User jgschaefer [reported an error on pixls.us](https://discuss.pixls.us/t/rt-build-from-git-crash-on-launch-debian-testing-64-bit/1425)
which could be traced down to an empty basename for a HaldCLUT. The
original implementation did not throw an exception due to the use of
`std::string::substr()` instead of `std::string::erase()`, but silently
assigned the first working profile to `profile_name`.
Ingo has provided a solution for the strange Windows crash with
`_mm_cvtpu16_ps()`: It was not an alignment problem, but the use of
MMX instructions which led to the SEGV.
Now Ingo's solutions omits MMX instructions altogether and is
nevertheless faster than the `_mm_set_ps()` workaround.

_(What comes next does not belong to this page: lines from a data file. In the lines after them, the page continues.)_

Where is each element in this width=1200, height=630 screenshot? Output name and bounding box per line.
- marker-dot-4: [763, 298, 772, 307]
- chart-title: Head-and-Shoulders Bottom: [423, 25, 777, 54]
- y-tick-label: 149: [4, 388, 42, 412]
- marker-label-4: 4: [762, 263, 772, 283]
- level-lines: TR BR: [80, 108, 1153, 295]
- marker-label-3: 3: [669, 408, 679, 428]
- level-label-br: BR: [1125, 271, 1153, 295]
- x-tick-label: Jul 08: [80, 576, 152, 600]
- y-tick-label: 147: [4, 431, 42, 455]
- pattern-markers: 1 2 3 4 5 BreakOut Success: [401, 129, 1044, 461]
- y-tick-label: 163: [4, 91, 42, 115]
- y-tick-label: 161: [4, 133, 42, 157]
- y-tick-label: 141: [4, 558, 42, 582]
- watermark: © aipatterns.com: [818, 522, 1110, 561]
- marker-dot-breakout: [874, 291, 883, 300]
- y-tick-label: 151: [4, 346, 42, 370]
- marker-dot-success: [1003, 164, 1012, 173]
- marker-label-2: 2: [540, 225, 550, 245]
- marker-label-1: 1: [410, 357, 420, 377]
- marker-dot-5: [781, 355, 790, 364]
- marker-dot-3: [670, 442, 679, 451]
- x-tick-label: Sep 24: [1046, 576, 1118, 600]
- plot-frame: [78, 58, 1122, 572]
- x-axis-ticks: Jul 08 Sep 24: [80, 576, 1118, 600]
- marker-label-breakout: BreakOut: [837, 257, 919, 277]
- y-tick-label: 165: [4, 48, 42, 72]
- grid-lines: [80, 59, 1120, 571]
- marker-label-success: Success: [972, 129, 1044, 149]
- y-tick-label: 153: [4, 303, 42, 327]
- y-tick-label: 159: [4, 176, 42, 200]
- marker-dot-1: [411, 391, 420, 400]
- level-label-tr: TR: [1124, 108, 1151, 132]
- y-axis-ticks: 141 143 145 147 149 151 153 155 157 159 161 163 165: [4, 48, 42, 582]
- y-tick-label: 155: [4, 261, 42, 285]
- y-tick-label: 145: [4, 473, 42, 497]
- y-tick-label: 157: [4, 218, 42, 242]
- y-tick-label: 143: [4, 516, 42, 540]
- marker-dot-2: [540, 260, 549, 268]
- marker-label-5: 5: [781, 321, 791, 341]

Many thanks to @heckflosse!
Ingo had some cleanup suggestions in #3154 which I tried to realize with
this commit. Although switching to `vfloat2` is a clever idea, I can see
no further speedup.
Instead of using an `Image16`, which is organized in planes, store the
HaldCLUT in an `AlignedBuffer<std::uint16_t>` with sequential RGBx
values. This gives a speedup of roughly 23% here.
This commit adds a true LRU cache to `rtengine` which is used in the new
`CLUTStore` class. The code in `clutstore.*` was cleaned up with C++11
features and small optimizations taken from my `clutbench` project.
The `CLUTStore` class was converted to a true singleton.